Fakat amaç o değil. Amaç, patlamanın akabinde yaşadığı ağır saldırının etkisiyle sokağa dökülen vatandaşın hükümete ve Suriyeli sığınmacıların başıbozukluklarına gösterdiği tepkiden malzeme çıkartmak. Gözlerinde öyle etkili bir siyasi “ayrıştırıcı” gözlük var ki yüzde 68,5’i AKP’ye oy vermiş ve sadece yüzde 12,5’i MHP’li olan Reyhanlı’da yürüyenlerden kimlerin MHP’li kimlerin AKP’li olduğunu ayırt edebilmektedir. Amaç, vatandaşın hükümeti hedef alan demokratik tepkisini “katliam” senaryoları ile gölgelemektir.
Bunu hangi “vicdanla” yapabilmektedirler bilemiyoruz, ama “Ümmetin” yeise düştüğü bir anda ümmeti birbirine düşürecek bu tip açıklamaların ne anlama geldiğini biliyoruz: Fitne.
Bu açıklamalar ve yaklaşım, sağlıklı bir psikolojinin eseri değil. Bu öyle bir hastalıklı hâletiruhiye ki Reyhanlı’da ve devletin başında tam tekmil AKP hakimiyetinin olduğu bir zamanda dahi çıkan hadiselerin sorumlularını aramak için hâlâ protestocuların ellerine bakmaktadırlar. Aynı hasta kafa, sınırları delik deşik edilmiş, tarihin en büyük terör saldırısını engelleyememiş, 60 bin nüfuslu bir ilçeye bomba yüklü araçların giriş çıkışını görememiş, görmek için taktığı kameraların bozuk olduğunu üç gün sonra fark edebilmiş bir hükümeti bu ülkeye beş beden büyük görmektedir. Aynı siyasi bağnazlık, galeyana gelen halkın taşkınlıklarını engelleyemeyen kolluk kuvvetlerini sorgulamayı aklına getirememektedir de olayların büyümesini engellemek için çırpınan Ülkücüleri olayların müsebbibi olarak işaret etmekte, iftiralar düzmektedir.

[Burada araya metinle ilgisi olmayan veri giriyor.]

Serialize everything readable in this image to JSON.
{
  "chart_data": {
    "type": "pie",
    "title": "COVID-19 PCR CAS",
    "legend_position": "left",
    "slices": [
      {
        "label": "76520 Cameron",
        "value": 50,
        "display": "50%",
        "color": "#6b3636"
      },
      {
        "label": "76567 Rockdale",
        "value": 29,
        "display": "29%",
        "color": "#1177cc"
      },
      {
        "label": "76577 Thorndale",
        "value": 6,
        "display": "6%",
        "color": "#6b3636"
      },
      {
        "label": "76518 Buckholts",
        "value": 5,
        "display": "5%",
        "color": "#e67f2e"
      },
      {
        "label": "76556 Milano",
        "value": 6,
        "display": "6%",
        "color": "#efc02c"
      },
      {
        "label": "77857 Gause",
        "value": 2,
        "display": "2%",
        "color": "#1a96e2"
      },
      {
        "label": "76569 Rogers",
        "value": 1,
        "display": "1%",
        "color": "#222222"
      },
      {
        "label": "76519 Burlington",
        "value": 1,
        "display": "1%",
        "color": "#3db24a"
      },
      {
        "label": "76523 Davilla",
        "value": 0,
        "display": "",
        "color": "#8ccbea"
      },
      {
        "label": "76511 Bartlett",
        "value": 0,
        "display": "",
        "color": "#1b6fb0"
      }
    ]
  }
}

Bu kafaya sahip gazeteci, ülkenin Genelkurmay Başkanı’nın teröre 51 can verdiğimiz bir günde “Sınırdan giriş çıkışlardan haberimiz yok!” diyerek bir uçağa binip Avrupa seyahatine çıkmasına bir eleştiri getirememiş, ekmeğini yediği milleti katliamcı olarak niteleyebilmiştir. Gazetecilik, gariban Reyhanlılıya “katliamcı, faşist” demek değil, o Genelkurmay Başkanı’na ve nihayet ABD’de Obama ile mesut-mesrûr günler geçiren Başbakan’a “Millet kan ağlıyor, cenaze kaldırıyor, siz neredesiniz?” diye sorabilmektir.
Ezcümle, gazetecilik maaş aldığın yeri kutsamak için millete kusmamaktır!
Ortada özür falan yok...
Bu yazının yazıldığı saatlerde Hakan Albayrak’ın özür dilediği gazetelere düştü. Albayrak “Protestocular Bozkurt işareti yapıyorlardı” sözleriyle MHP camiasını kastetmediğini söylemiş ve özür dilemiş. Albayrak, sözlerinden ötürü değil, sözlerinin “maksadını aştığından” ötürü özür dilediğini açıkladı. Sözlerinin çarpıtıldığını söylüyor ve ortaya çıkan manzaradan dolayı özür diliyor; sözlerinden ötürü değil. Yani iddialarından geri adım atmış, sarf ettiği sözlerden ötürü özür dilemiş değil. Yani, ortada gerçek manada özür falan yok.
Sosyal medyaya yansıyan videolarından “kâmil” bir mü’min olduğunu çıkarttığım bu arkadaşa kul hakkını hatırlatıyorum.